Я иду по направлению к любимому бару. Он находится на минус втором этаже «Блумингдэйла», слева, сразу после отдела трусиков. Называется Forty Carrots[2]. Просто так не найдешь — это место надо знать. С виду нечто вроде безалкогольного кафе. Обессилевшие от шопинга жительницы Нью-Йорка из последних сил доползают сюда и плюхаются на сиденья у барной стойки. На стенах — сплошные морковки и табличка: «No fat. No preservative. Cholesterol free»[3]. Посетительницы подсчитывают каждую калорию, внимательно изучают, что заказали соседки.

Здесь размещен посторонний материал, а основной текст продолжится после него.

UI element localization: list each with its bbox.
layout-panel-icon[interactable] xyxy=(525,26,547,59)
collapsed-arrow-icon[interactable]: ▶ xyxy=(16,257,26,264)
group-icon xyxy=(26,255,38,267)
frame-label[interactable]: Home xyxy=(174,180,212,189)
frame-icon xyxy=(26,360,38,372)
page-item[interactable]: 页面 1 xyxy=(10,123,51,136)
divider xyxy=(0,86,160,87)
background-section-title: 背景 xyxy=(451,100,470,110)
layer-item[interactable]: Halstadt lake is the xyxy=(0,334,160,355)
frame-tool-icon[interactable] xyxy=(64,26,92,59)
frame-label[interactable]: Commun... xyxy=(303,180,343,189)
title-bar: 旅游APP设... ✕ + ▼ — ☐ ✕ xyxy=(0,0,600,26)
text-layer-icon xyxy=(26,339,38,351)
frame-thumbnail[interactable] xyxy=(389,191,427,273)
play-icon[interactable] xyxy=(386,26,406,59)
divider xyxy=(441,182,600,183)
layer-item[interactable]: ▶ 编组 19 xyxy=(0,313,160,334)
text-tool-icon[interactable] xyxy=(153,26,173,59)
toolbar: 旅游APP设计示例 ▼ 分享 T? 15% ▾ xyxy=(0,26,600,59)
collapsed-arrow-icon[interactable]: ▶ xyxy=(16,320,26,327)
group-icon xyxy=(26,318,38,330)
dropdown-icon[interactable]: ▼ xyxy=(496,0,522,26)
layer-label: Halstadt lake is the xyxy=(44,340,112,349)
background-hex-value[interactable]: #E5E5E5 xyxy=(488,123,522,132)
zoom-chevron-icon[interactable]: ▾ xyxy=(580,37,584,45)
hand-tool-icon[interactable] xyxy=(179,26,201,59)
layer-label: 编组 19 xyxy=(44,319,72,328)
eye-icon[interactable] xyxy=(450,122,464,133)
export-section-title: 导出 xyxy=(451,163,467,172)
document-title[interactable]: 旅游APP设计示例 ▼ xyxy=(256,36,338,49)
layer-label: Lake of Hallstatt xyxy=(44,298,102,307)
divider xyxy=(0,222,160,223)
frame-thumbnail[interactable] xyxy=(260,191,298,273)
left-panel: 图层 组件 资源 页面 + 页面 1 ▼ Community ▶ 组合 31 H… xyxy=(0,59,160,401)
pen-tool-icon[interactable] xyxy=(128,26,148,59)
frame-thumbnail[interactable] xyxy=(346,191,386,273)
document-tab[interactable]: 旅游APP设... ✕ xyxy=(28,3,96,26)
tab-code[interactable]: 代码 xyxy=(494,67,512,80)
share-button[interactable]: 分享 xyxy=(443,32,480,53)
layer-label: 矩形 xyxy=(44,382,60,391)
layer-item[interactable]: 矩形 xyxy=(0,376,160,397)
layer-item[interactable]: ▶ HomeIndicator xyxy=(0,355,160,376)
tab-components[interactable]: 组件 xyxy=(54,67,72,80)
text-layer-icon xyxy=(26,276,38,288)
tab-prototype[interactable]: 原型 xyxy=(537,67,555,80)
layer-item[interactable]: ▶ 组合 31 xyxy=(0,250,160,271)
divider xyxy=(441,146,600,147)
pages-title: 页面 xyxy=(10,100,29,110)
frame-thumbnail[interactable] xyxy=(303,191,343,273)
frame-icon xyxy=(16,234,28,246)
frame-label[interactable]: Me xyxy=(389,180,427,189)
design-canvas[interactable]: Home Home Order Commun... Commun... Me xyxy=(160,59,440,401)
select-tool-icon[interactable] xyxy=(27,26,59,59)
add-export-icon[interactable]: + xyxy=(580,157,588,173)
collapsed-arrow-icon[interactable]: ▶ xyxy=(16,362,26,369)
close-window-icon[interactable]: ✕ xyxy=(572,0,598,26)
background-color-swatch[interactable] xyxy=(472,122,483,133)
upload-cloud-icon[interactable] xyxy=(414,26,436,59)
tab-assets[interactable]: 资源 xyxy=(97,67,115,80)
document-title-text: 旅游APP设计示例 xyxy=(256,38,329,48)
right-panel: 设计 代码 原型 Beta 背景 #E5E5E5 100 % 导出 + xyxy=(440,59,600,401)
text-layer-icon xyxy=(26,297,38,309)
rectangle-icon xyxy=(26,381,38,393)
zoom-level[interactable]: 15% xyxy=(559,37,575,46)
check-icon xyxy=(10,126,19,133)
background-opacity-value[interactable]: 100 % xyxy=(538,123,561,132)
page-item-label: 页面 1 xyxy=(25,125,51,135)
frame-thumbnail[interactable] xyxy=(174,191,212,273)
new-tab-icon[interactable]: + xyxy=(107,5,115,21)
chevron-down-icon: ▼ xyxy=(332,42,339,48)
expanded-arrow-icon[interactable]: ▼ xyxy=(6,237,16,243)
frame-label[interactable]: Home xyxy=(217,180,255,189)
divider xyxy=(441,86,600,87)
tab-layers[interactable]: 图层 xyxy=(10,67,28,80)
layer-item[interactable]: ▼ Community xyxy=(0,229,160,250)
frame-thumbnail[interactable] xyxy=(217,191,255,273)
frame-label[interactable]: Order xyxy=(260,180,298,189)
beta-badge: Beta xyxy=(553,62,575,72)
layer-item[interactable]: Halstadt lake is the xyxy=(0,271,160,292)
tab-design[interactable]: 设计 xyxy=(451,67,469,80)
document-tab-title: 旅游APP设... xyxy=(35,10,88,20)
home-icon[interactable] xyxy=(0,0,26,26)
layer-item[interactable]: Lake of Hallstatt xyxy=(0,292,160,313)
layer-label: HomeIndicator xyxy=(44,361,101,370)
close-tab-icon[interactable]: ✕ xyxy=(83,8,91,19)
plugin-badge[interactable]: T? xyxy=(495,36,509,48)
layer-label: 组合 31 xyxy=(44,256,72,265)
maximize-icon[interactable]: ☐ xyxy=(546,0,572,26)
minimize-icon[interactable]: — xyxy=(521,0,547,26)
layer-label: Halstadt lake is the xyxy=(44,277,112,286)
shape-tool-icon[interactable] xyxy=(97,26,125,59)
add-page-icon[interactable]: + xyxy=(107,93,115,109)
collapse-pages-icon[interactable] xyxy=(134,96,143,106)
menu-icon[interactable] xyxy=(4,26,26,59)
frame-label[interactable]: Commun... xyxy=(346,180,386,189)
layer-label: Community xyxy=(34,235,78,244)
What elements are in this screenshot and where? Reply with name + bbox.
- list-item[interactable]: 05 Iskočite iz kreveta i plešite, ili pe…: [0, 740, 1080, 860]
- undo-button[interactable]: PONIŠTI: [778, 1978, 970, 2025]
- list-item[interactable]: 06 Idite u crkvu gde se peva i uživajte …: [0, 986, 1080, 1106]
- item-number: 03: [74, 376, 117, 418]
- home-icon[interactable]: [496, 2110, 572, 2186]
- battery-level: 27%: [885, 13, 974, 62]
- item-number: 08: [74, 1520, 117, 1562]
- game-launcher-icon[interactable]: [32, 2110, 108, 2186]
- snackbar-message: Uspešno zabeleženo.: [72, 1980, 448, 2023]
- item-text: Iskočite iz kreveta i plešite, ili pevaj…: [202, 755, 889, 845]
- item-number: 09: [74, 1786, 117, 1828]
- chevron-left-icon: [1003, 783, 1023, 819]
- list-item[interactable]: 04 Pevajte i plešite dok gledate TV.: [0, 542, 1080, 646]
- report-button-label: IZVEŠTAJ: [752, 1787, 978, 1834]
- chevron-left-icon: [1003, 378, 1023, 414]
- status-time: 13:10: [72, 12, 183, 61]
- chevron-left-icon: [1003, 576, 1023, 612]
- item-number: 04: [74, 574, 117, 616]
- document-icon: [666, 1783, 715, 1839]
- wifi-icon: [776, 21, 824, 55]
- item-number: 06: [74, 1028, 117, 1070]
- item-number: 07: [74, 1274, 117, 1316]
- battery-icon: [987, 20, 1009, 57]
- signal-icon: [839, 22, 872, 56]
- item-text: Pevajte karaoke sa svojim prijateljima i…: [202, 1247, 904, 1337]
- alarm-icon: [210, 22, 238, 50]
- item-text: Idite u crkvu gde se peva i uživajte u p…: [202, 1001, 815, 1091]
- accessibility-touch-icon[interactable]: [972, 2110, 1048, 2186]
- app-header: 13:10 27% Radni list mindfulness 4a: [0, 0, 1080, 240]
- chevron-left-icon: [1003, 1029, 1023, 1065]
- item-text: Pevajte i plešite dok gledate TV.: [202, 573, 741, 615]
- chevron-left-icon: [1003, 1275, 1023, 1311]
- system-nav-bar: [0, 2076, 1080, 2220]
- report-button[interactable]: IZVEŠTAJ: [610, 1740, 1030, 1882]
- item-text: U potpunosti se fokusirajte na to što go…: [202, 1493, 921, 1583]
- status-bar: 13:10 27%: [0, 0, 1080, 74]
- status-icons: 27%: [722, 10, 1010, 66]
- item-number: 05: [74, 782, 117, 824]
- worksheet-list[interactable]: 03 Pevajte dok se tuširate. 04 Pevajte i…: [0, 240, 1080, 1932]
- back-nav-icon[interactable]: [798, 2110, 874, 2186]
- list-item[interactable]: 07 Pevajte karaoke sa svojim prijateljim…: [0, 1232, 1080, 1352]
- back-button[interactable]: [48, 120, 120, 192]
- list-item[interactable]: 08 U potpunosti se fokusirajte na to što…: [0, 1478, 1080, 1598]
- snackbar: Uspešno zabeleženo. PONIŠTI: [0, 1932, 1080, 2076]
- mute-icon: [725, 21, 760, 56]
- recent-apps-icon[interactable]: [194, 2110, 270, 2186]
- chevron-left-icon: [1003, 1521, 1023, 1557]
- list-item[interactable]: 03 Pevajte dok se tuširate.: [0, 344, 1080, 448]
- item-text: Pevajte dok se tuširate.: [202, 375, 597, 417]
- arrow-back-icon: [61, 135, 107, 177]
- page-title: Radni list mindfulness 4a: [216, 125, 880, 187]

Даже к чашке кофе относятся с подозрением.

За оранжевой пластмассовой стойкой мелькают мускулистые официантки в белых ботинках на платформе, механическими движениями швыряют клиенткам салатики и замороженные йогурты. Они напоминают многодетных матерей за семейным завтраком.

Прилетев в Нью-Йорк, я закидываю вещи к Бонни Мэйлер и первым делом отправляюсь сюда. Таков мой обычай. Официантки здесь никогда не меняются. У них все та же пружинящая походка и блузки в цветочек. Улыбаясь, они будто напоминают: «Пошустрее, вас здесь много, да не забудьте про чаевые». Больше всего мне в них нравится то, что они всех называют honey[4]. На душе сразу становится легко. После приветливого honey кажется, что я в этом городе своя.

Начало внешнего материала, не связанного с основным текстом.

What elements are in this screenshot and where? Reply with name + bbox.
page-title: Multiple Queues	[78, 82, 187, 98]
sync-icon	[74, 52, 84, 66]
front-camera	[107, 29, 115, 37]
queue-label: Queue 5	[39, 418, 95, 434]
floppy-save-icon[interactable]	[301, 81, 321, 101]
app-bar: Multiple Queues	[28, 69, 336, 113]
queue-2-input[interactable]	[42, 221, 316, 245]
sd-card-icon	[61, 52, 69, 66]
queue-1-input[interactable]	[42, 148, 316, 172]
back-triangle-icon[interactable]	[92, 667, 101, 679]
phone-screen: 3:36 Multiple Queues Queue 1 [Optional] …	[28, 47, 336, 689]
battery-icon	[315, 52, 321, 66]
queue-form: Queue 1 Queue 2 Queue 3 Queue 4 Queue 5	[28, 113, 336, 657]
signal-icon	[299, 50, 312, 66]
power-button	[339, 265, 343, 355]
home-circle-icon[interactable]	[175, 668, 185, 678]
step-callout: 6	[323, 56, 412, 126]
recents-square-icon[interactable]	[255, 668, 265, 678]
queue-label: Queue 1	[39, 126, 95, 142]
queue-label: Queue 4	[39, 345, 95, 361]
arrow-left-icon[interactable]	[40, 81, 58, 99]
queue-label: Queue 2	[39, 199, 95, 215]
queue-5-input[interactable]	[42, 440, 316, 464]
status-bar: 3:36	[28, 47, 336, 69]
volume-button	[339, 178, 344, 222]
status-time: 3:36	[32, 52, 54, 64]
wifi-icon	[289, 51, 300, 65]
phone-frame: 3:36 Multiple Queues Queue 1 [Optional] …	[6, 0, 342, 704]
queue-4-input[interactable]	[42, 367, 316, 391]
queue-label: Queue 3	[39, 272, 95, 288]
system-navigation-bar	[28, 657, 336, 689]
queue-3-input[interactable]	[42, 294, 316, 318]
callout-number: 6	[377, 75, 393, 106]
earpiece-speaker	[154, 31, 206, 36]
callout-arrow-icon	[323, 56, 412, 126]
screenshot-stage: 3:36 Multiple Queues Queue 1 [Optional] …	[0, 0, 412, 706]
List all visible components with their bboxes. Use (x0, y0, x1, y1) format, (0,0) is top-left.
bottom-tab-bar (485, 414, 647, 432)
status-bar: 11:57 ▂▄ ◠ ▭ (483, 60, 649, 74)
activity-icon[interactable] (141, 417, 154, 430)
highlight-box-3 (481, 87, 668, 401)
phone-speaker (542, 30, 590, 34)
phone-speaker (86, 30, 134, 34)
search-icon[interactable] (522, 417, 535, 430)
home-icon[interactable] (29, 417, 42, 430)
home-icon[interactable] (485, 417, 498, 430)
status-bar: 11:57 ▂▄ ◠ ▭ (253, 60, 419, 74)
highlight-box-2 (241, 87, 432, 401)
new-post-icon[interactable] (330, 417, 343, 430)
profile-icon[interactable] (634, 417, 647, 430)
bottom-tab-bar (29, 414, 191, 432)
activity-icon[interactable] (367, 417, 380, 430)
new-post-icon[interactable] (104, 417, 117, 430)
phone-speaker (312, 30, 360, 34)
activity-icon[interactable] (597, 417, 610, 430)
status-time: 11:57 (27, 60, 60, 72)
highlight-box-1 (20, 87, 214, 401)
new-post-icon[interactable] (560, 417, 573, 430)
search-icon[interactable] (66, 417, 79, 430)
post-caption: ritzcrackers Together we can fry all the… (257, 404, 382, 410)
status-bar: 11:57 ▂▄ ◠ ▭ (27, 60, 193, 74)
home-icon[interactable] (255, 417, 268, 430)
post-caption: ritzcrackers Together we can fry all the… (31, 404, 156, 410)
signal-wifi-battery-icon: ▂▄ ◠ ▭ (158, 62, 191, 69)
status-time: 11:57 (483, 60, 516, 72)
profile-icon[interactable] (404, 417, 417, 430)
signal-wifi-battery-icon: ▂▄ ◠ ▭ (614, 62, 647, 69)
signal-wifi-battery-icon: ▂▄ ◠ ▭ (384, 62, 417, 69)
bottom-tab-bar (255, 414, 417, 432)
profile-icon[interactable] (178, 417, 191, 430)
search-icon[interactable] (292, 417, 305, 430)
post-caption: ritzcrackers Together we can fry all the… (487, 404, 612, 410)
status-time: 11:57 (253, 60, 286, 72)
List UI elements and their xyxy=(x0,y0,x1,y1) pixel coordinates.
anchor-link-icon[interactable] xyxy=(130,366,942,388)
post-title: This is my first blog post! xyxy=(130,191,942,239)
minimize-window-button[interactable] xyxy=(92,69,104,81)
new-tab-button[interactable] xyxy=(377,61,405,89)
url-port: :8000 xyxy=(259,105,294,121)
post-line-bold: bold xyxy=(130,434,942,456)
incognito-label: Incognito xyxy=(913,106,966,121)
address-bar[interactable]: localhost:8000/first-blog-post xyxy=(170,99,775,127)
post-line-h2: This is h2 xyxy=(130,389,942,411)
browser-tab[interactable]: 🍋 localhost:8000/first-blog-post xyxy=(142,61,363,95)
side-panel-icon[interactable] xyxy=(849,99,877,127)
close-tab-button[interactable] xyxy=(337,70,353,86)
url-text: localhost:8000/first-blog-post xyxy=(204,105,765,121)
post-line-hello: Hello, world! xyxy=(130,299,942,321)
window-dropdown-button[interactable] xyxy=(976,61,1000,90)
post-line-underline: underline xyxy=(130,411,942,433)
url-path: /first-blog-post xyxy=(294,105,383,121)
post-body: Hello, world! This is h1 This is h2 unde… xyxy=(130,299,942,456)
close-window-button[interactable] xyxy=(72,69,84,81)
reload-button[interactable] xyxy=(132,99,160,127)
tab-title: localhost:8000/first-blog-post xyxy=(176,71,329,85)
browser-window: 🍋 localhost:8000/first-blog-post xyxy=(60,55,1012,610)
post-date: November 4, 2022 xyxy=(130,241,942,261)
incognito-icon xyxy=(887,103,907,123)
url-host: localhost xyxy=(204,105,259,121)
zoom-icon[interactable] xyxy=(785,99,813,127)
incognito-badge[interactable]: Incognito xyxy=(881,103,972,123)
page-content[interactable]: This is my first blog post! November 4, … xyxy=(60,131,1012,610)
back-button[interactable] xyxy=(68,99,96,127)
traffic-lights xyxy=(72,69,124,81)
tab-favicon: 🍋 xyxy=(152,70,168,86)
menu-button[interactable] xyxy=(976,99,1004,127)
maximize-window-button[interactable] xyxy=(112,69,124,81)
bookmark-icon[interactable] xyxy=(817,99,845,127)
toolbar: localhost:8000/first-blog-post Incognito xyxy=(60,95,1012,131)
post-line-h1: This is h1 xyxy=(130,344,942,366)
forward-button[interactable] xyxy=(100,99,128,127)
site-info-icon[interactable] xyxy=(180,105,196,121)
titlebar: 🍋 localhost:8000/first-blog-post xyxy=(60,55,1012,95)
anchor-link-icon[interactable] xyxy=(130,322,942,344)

Сегодня мне досталась любимая официантка — здоровенная негритянка лет пятидесяти с блестящей кожей и пронзительным взглядом. Шикарная женщина. На одном запястье поддельные часы «Картье», на другом — массивные золотые браслеты, на голове — подобие рождественской елки.

вернуться

1

Сеть недорогих супермаркетов.

вернуться

2

«Сорок морковок».

вернуться

3

Без жира. Без консервантов. Без холестерина.

вернуться

4

Лапочка.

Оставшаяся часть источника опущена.